• GBP/USD has been consolidating in a 1.3200-1.3240ish range since US trade began, on course for a daily drop of 0.8%.
  • Risk-off related to the Ukraine crisis and commodity price surge coupled with strong US jobs data weighed on the pair.

GBP/USD has been going sideways since the start of US trade, for the most part sticking within a 1.3200-1.3240 range and unable to recover back to pre-US labour market data levels above the 1.3250 mark. At current levels near 1.3220, the pair trades with on the day losses of about 0.9%, putting the pair on course to post a weekly loss of about 1.4%. That would mark the worst such weak since November, but is nothing compared to EUR/USD’s more than 3.0% weekly loss, with the UK economy seen as a little less exposed to the fallout from the Ukraine war versus the Eurozone. Moreover, GBP has the benefit of being able to fall back on higher yields versus the euro and a central bank that still plans to hike interest rates in the near future (for now).

Whilst this has shielded sterling from seeing the same kind of underperformance as the euro, it has not been nearly enough to stop the rot against the buck and prevent cable from sliding underneath its earlier weekly 1.3270-1.3430ish range from earlier this week. The US dollar has two main things going for it versus GBP; firstly, its viewed as a safe-haven currency where sterling is not, meaning this week’s choppy equity market conditions weighed on GBP/USD. Secondly, though the BoE does have a head start versus the Fed having kicked off its hiking cycle at the end of last year, traders are confident that short-term US rates will soon surpass those in the UK. Indeed, the Fed Chair this week gave guidance that the Fed’s hiking cycle will begin later this month with a 25bps hike and be followed by series more over the course of the year.

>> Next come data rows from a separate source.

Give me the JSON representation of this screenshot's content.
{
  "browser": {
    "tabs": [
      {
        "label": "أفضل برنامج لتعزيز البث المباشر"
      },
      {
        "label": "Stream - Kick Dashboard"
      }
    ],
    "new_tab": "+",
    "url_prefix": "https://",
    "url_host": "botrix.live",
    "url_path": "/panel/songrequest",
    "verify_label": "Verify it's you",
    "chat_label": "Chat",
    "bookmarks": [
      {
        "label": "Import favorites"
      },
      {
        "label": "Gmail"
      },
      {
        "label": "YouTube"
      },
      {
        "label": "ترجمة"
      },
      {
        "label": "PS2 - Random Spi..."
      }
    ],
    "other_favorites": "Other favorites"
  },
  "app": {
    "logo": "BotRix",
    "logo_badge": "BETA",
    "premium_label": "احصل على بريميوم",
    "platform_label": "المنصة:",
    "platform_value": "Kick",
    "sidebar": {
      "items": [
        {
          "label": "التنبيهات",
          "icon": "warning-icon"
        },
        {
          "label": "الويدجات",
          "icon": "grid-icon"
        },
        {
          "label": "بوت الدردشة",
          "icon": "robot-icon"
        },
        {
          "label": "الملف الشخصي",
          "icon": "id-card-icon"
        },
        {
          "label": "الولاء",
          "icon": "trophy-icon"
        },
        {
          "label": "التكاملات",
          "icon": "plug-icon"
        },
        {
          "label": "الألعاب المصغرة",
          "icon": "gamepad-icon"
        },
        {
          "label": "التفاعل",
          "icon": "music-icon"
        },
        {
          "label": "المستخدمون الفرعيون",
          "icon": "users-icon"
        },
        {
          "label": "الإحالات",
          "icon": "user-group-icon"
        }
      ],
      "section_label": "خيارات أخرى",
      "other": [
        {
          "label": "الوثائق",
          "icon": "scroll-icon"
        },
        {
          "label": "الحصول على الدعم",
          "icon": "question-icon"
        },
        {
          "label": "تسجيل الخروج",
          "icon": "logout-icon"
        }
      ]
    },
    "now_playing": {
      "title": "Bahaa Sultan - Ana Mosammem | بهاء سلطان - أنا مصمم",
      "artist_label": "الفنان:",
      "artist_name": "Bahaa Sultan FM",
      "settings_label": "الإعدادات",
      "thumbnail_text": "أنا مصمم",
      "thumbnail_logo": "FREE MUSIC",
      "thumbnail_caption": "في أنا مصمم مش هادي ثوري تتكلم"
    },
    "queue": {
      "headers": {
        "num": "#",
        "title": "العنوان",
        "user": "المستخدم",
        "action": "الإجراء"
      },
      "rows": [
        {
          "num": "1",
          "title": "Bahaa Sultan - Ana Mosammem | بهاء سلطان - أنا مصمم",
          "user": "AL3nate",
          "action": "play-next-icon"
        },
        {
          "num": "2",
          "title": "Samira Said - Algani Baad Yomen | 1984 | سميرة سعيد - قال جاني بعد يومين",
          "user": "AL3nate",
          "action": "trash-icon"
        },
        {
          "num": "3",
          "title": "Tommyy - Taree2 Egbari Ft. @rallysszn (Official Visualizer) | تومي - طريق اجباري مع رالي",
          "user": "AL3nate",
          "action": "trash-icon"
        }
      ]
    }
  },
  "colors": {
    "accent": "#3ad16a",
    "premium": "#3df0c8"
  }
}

Powell also noted that the pace of the hiking cycle could well be picked up if inflation doesn’t abate as expected later in the year. That’s much more dovish than the BoE guidance, who emphasised last month that they only see a “modest” hiking cycle. While geopolitics, commodities and risk appetite will be key GBP/USD drivers next week, the theme of BoE/Fed divergence will also be top of mind. US Consumer Price Inflation data for February on Thursday will be the main calendar event, while Friday’s backward-looking UK GDP report probably won’t get much attention as markets reassess growth outlooks in wake of recent geopolitical developments.